Tuesday, February 26, 2008

I'm Tired of Closing Files

Not long ago, color commentator Bruce Eckel shocked the Java world with his article entitled: "Java: Evolutionary Dead End".

The press went wild stating that Java was doomed since one of its biggest supporters was now shunning it. If you actually read the article, this doesn't call for the end of Java, just slowing down or completely stopping the adoption of new features to the language akin to what C and C++ are today. C and C++ are governed by slow ISO committees that make a new language specification every ten years or so. Instead, he argues, hit the reset button and make a new language on top of the JVM. Certainly, the JVM is no longer a stranger to non-Java languages, both Groovy and JRuby seem to be carving a niche for themselves.

Furthermore, the Java virtual machine, at least the one from Sun, is constantly improving both in terms of speed and memory consumption. The version 6 virtual machine of HotSpot from Sun is nothing short of spectacular. New language, same great infrastructure, sounds perfectly reasonable doesn't it?

Now, why would he choose such a tittle? I'm familiar enough with this author, I probably still have the 1st edition of Thinking in C++ somewhere, to know that it was probably on purpose. He knew the
attention he would get with this kind of title than with one that more accurately portrayed the contents of his article. Nonetheless, it made a lot of people think about the core issue, should Java be frozen or not?

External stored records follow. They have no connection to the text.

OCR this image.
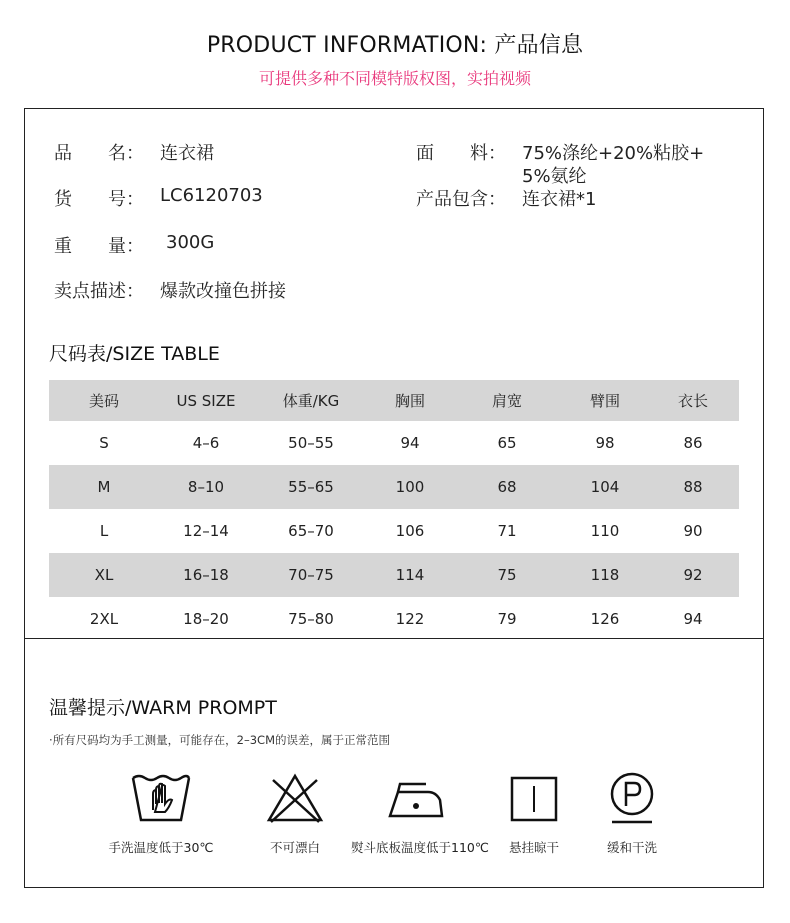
PRODUCT INFORMATION: 产品信息
可提供多种不同模特版权图，实拍视频
品　　名： 连衣裙
货　　号： LC6120703
重　　量： 300G
卖点描述： 爆款改撞色拼接
面　　料： 75%涤纶+20%粘胶+
5%氨纶
产品包含： 连衣裙*1
尺码表/SIZE TABLE
美码	US SIZE	体重/KG	胸围	肩宽	臂围	衣长
S	4–6	50–55	94	65	98	86
M	8–10	55–65	100	68	104	88
L	12–14	65–70	106	71	110	90
XL	16–18	70–75	114	75	118	92
2XL	18–20	75–80	122	79	126	94
温馨提示/WARM PROMPT
·所有尺码均为手工测量，可能存在，2–3CM的误差，属于正常范围
手洗温度低于30℃	不可漂白	熨斗底板温度低于110℃	悬挂晾干	缓和干洗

I've been thinking about that lately and I've come to the conclusion that I'm tired of closing files or any other type of resources for that matter. I think it's reasonable to freeze Java (the language)
but only after it has indeed reached adulthood. You can talk about Java 7's closures, asynchronous I/O and super packages all you want but it doesn't change the fact that I'm still sick of closing files.

With a garbage collector present, it is no longer clear when the destructor/finalizer of a class will execute. If I were to write a program that operates on files, I would have to manually close any file object created or risk running out of file descriptors depending on the operating system I am running on. The same can be said for any object that holds kernel level resources. Coming from C++, this is something I no longer needed to care about, why should I care about it in Java?

C# does something interesting here, any object that implements the IDisposable interface can be used inside a "using" statement. This means that at the end of the "using" block, the dispose method is automatically called. Something like this:

using System;
using System.IO;

class Program {
static void Main(string[] args) {
using (Stream stream = File.Open("foo", FileMode.Open)) {
// Operate on stream to foo
The problem I have with that is that it's still bound to one variable per "using" block. So, to copy a file to another, I need at least two "using" blocks.

In C++, the resource initialization is acquisition idiom is increasingly popular, made even more popular by the use of smart pointers, so assuming the use of shared_ptr here:
if (shared_ptr<x> p = someManager.get(id)) {
// operate on p
} else {
// p is also not in scope here
// p is no longer visible

All this to say, that the equivalent construct is missing in Java. Not only, but I don't like the C# solution as it's possible to go further.

If you have multiple "using" (or "if") blocks, why can't we just make a list? In other words, if I can acquire this list of resources, then execute the block otherwise don't? For example:
// Fake Java code sample
using (FileChannel r = new FileInputStream(path).getChannel(),
WritableByteChannel w =
Channels.newChannel(response.getOutputStream())) {

r.transferTo(0, length, w);
} finally {
// handle failure
Instead, I have to do something like:
// might throw
FileChannel fc = new FileInputStream(file).getChannel();
WritableByteChannel w =

if (w != null)
fc.transferTo(0, file.length(), w);

// null or not, w is still in scope
// Don't really have to close, but waiting for GC might be fatal later on
I write a lot of Java code now and I'm really enjoying it, I wouldn't go back to C++ at this point. C++ is only the last resort language now, the language that makes things work if it doesn't anywhere else. So, when I hear things about freezing Java, I think about things like this. I wonder how much time Mr. Eckel spends writing code versus teaching it. As an educator, I can understand the importance of a non-moving target, but in the field, I need relief for some common idioms. Saying let's do a new language won't make all the tooling that's available today for Java suddenly appear on that language. For example, I really like Groovy but I don't use it. The IDE support in NetBeans just isn't good enough for me to work with it.